Pour Boris Vejdovsky, les références à des moments clés de l’histoire américaine ne sont pas pour Barack Obama de simples ancrages dans le passé, mais bien un appel à la rupture et à la renaissance. «Toutes les figures auxquelles il se réfère sont des figures tragiques, que ce soit Lincoln, Roosevelt, Kennedy ou Martin Luther King», précise-t-il.

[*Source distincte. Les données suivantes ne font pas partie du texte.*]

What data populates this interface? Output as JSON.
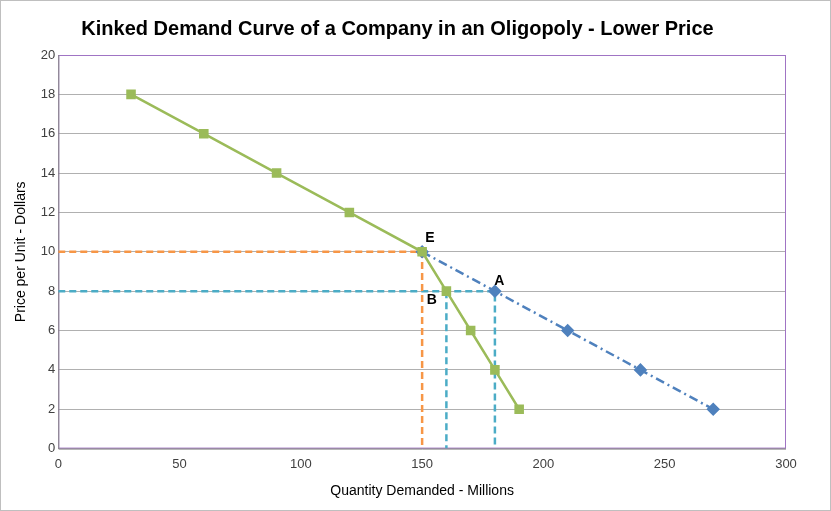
{
  "chart_data": {
    "type": "line",
    "title": "Kinked Demand Curve of a Company in an Oligopoly - Lower Price",
    "x_label": "Quantity Demanded - Millions",
    "y_label": "Price per Unit - Dollars",
    "xlim": [
      0,
      300
    ],
    "xticks": [
      0,
      50,
      100,
      150,
      200,
      250,
      300
    ],
    "ylim": [
      0,
      20
    ],
    "yticks": [
      0,
      2,
      4,
      6,
      8,
      10,
      12,
      14,
      16,
      18,
      20
    ],
    "grid": "y",
    "series": [
      {
        "color": "#9bbb59",
        "line_style": "solid",
        "marker": "square",
        "x": [
          30,
          60,
          90,
          120,
          150,
          160,
          170,
          180,
          190
        ],
        "values": [
          18,
          16,
          14,
          12,
          10,
          8,
          6,
          4,
          2
        ]
      },
      {
        "color": "#4f81bd",
        "line_style": "dashdot",
        "marker": "diamond",
        "x": [
          150,
          180,
          210,
          240,
          270
        ],
        "values": [
          10,
          8,
          6,
          4,
          2
        ]
      },
      {
        "color": "#f79646",
        "line_style": "dashed",
        "marker": "none",
        "x": [
          0,
          150,
          150
        ],
        "values": [
          10,
          10,
          0
        ]
      },
      {
        "color": "#4bacc6",
        "line_style": "dashed",
        "marker": "none",
        "x": [
          0,
          180,
          180
        ],
        "values": [
          8,
          8,
          0
        ]
      },
      {
        "color": "#4bacc6",
        "line_style": "dashed",
        "marker": "none",
        "x": [
          160,
          160
        ],
        "values": [
          8,
          0
        ]
      }
    ],
    "annotations": [
      {
        "text": "E",
        "x": 153.2,
        "y": 10.67
      },
      {
        "text": "A",
        "x": 181.8,
        "y": 8.53
      },
      {
        "text": "B",
        "x": 154,
        "y": 7.52
      }
    ]
  }
}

Le moment est grave, le potentiel de rénovation et les capacités sont là, mais il faut d’abord rattraper toute une série d’erreurs. «De façon significative, au début de son discours, Obama a remercié Bush pour son investissement personnel, mais pas en tant qu’homme politique. Puis il a énuméré ce qu’il ne faut plus faire, et énoncé la nécessité de rupture avec la cupidité et l’irresponsabilité, par exemple, mais aussi avec l’incapacité à prendre des décisions difficiles, une allusion directe au dernier discours de Bush qui en appelait à la reconnaissance du fait qu’il avait su, selon lui, prendre de telles décisions. Bush a dit plus familièrement «tough decisions», alors qu’Obama utilise un langage plus élevé en disant «hard decisions». C’est aussi ce qui me frappe chez lui, cette façon de parler sans céder aux facilités de langage. La métaphore principale de son discours était météorologique, avec les orages, les nuages, les tempêtes. Tout le monde peut comprendre instantanément et néanmoins c’est poétique. Il n’a pas employé de grands termes métaphysiques. Il est dans le pragmatique. Quand il parle de l’eau potable dans les pays pauvres, il dit «eau potable» et pas «ressources essentielles» ou une autre formule englobante. Son discours évoquait des problèmes très concrets, les écoles, la santé, la nécessité de rétablir la science à sa juste place, de tendre la main aux autres, notamment au monde musulman, si les autres veulent bien ouvrir le poing. Voilà une formule, même si les journalistes semblent un peu déçus par l’absence de phrases choc. Obama s’exprime sans périphrases et surtout il sait préserver la complexité du réel dans son discours, sans toutefois perdre l’interlocuteur. C’est une parole qui n’est pas réductrice, qui sait accueillir les contradictions. Obama parvient à saisir et surtout à conserver dans son discours ce flux de complexité qui caractérise le débat démocratique, un flux duquel doit se dégager bien entendu une ligne de force. On en saura plus lors de son prochain discours sur l’état de l’Union, mais ce discours d’investiture indiquait déjà des directions…»
Et l’insistance d’Obama sur la valeur travail, du sarkozysme ? «Un politicien radical a esquissé cette comparaison à la radio, mais je ne crois pas du tout. Contrairement à Sarkozy, Obama ne prône pas le fait de travailler davantage pour gagner davantage, encore moins l’idée d’enrichissement personnel et la stigmatisation des perdants qui seraient seuls responsables de leur situation. Si le travail peut apporter des revenus supplémentaires aux personnes qui en ont le plus besoin, alors oui, mais on n’est pas dans la logique simpliste des heures supplémentaires pour relancer la machine telle qu’elle est. Chez Obama, c’est plutôt l’idée de travailler ensemble pour que tout le monde puisse fonctionner dans le système. C’est une notion morale du travail. C’était un discours très moral dont on extraira la signification petit à petit.»